THE VARIANT THAT BEST EXPLAINS --> MIND-READING THE SCRIBES
One of the weirdest, wildest and wackiest analysis explanations in modern textcrit was summarized by Gordon Fee:
"One criterion above all others superintends the scholar's choice at any point of textual variation: the variant that best explains the origin of all the others is most likely original. In order to "best explain the origin of the others,"
You can be forgiven for being confused by his documentation, but the reason he cut the sentence short here is because Fee modifies his original comment with "there are two factors that scholars must consider: external evidence (the MSS themselves) and internal evidence (having to do with the authors or scribes)."
What Fee is saying here is simply standard TC.
Starting around 1995, this got big play in all the textual books.
Yes, folks, a standard of TC since 1734 is the fault of a guy in 1993....
Looking for the origin of this nonsensical "superintends", we notice that Fee points the finger at Greenlee and Metzger.
1) A person using inflammatory language like "points the finger" is not someone really interested in learning anything or having a discussion; it's someone spoiling for a fight. Furthermore, all Fee said was to read their books - he did not say "they started it."
2) If Avery would simply have read the VERY BOOK HE WAS CITING, he would have learned on page 146 that it was Bengel who said this.
The people whom Avery was asking were too kind to mock him with this, but all of them who knew the resource he was citing also knew the book he was claiming to have read answered his question.
Today this has become the keynote for mind-reading the scribes and special pleading, as well as many logical fails, such as not even seeing when there is a symmetry in how variants can arise.
Good luck following this level of nonsense. Nobody is talking about mind-reading scribes in a vacuum. (Bear in mind - Avery HIMSELF has no problem mind-reading Augustine and suggesting that he actually had the Comma Johanneum in his text but intentionally didn't quote it).
So my question is .. when and by whom did this concept begin?

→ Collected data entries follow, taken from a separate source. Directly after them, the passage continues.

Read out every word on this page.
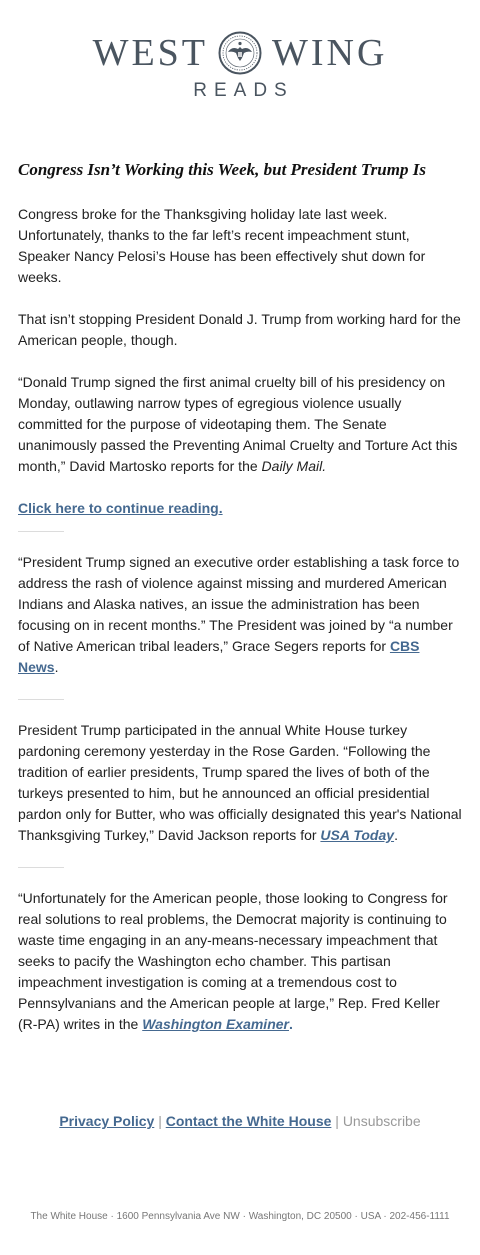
WEST WING
READS
Congress Isn’t Working this Week, but President Trump Is

Congress broke for the Thanksgiving holiday late last week. Unfortunately, thanks to the far left’s recent impeachment stunt, Speaker Nancy Pelosi’s House has been effectively shut down for weeks.

That isn’t stopping President Donald J. Trump from working hard for the American people, though.

“Donald Trump signed the first animal cruelty bill of his presidency on Monday, outlawing narrow types of egregious violence usually committed for the purpose of videotaping them. The Senate unanimously passed the Preventing Animal Cruelty and Torture Act this month,” David Martosko reports for the Daily Mail.

Click here to continue reading.

“President Trump signed an executive order establishing a task force to address the rash of violence against missing and murdered American Indians and Alaska natives, an issue the administration has been focusing on in recent months.” The President was joined by “a number of Native American tribal leaders,” Grace Segers reports for CBS News.

President Trump participated in the annual White House turkey pardoning ceremony yesterday in the Rose Garden. “Following the tradition of earlier presidents, Trump spared the lives of both of the turkeys presented to him, but he announced an official presidential pardon only for Butter, who was officially designated this year's National Thanksgiving Turkey,” David Jackson reports for USA Today.

“Unfortunately for the American people, those looking to Congress for real solutions to real problems, the Democrat majority is continuing to waste time engaging in an any-means-necessary impeachment that seeks to pacify the Washington echo chamber. This partisan impeachment investigation is coming at a tremendous cost to Pennsylvanians and the American people at large,” Rep. Fred Keller (R-PA) writes in the Washington Examiner.

Privacy Policy | Contact the White House | Unsubscribe
The White House · 1600 Pennsylvania Ave NW · Washington, DC 20500 · USA · 202-456-1111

On page 146 of the book you cite, it says Bengel. GORDON FEE HIMSELF says Bengel.
Metzger? And was it an extrapolation from an earlier construction?
If you had read the book you claim elicited the question, you'd know the answer.
Why didn't you finish reading the book first?
Possibly this is a takeoff from other theories like: "prociivi scripioni pracsiat ardua (the harder reading is to be preferred). And "lectio brevior lectio potior" (the shorter reading is more probable.)
I'm not sure why you said this other than to demonstrate how little you know about the subject.
Where, telephone style one garble leads to more mangling.
1) LIBERALS use the argument you're using here - not conservatives - because liberals want to make the claim all these changes happened.
2) There is no "telephone style" given the multiple lines of transmission.
However, where and how did this arise as a fundamental concept.
For the third time, it was Bengel in 1734. And for the third time, it's on page 146 of the work you're citing.
I've found that confused textcrits (like a gentleman who studied under Daniel Wallace) often fall back on this over all real evidences.
1) That's impossible because the quotation very explicitly MENTIONS both internal and external evidence.
2) If you're referring to me - I at least have enough brains to read the book before I post on the internet and make a fool of myself.